Kerangka Intervensi Strategis dan Koordinasi Lintas Lembaga

Bappenas telah merumuskan kerangka rekomendasi intervensi strategis yang mendesak untuk ditindaklanjuti pemerintah daerah, membedakan antara penanganan jangka pendek untuk menjaga stabilitas pasokan dan jangka menengah untuk membangun ketahanan sistemik. Rekomendasi utama mencakup pemberian bantuan cadangan pangan darurat dari anggaran pemerintah daerah, program percepatan diversifikasi dengan introduksi tanaman pangan lokal tahan kekeringan, serta perbaikan dan rehabilitasi infrastruktur sumber daya air dan irigasi. Koordinasi intensif dengan Kementerian Pekerjaan Umum dan Perumahan Rakyat (PUPR) dinilai krusial untuk mempercepat pemulihan jaringan irigasi yang rusak atau tidak berfungsi optimal di desa-desa terdampak kekeringan.
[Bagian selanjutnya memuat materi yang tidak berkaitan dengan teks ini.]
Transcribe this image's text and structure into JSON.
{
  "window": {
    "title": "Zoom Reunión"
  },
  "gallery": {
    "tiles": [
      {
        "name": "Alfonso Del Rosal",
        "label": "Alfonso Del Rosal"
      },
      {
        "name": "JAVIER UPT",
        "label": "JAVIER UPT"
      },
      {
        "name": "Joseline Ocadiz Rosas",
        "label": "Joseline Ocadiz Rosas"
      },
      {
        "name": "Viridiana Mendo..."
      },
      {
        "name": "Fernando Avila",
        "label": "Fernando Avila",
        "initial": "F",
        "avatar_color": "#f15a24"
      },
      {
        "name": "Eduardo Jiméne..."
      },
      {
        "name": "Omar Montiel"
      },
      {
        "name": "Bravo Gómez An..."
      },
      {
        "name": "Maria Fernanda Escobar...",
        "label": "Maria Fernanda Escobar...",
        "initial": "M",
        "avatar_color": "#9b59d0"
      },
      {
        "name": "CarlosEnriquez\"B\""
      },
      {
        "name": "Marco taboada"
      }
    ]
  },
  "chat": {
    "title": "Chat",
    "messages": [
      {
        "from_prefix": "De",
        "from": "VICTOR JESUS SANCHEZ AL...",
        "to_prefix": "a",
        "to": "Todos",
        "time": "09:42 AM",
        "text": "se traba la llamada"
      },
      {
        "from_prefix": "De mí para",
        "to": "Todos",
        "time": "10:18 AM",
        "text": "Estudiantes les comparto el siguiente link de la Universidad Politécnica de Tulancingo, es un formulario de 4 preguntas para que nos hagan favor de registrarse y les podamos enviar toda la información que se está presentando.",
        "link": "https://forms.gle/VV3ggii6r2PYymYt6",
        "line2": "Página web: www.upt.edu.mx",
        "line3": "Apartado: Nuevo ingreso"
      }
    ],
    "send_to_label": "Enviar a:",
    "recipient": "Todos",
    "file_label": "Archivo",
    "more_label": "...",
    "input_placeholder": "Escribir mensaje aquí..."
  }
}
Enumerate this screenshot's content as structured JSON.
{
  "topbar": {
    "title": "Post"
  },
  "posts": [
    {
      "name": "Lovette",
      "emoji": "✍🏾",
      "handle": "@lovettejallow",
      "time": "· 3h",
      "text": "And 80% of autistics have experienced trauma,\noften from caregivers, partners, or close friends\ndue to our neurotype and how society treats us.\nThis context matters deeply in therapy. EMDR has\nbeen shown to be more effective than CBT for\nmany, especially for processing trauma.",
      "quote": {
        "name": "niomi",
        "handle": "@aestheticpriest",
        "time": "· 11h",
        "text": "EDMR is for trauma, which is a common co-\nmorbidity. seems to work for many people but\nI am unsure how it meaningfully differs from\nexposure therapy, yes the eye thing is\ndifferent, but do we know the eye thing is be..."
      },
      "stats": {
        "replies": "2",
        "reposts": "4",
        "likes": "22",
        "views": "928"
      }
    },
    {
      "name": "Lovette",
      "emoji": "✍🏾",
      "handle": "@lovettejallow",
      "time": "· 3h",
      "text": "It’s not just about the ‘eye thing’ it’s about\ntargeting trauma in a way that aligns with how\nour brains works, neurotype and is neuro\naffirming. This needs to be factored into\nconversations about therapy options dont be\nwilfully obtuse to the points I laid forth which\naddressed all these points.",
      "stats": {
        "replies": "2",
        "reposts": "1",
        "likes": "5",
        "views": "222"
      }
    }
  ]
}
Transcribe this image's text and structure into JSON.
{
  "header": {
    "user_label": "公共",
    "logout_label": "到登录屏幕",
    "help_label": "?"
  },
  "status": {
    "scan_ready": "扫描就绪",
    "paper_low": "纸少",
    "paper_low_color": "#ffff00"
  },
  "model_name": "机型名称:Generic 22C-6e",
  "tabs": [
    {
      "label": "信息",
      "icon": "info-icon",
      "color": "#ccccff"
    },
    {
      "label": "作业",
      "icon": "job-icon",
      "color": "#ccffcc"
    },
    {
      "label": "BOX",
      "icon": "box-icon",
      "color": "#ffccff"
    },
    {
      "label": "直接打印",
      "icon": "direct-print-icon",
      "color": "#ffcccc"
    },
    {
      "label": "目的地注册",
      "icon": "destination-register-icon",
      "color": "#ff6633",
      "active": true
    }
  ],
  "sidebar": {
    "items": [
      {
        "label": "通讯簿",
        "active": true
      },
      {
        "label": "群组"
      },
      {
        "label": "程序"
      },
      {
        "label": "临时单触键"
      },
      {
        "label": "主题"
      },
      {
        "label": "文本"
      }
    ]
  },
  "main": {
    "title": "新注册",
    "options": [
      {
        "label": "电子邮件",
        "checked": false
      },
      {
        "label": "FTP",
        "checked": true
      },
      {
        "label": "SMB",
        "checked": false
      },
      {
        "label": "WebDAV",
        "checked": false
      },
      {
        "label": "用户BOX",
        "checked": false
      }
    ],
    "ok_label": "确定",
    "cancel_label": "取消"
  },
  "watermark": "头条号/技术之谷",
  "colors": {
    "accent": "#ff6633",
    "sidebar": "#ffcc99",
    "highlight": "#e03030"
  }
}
Pemerintah daerah didorong untuk memperketat pemantauan stok beras di gudang Badan Urusan Logistik (Bulog) tingkat kecamatan sebagai langkah antisipatif terhadap potensi gejolak harga di pasar lokal. Mekanisme distribusi bantuan pangan harus dipastikan berjalan tepat sasaran melalui penguatan sistem verifikasi dan penyaluran di tingkat desa. Kajian ini secara eksplisit menempatkan pemerintah kabupaten sebagai leading sector dalam implementasi rekomendasi, dengan dukungan teknis dan fasilitasi koordinasi dari pemerintah provinsi Jawa Tengah.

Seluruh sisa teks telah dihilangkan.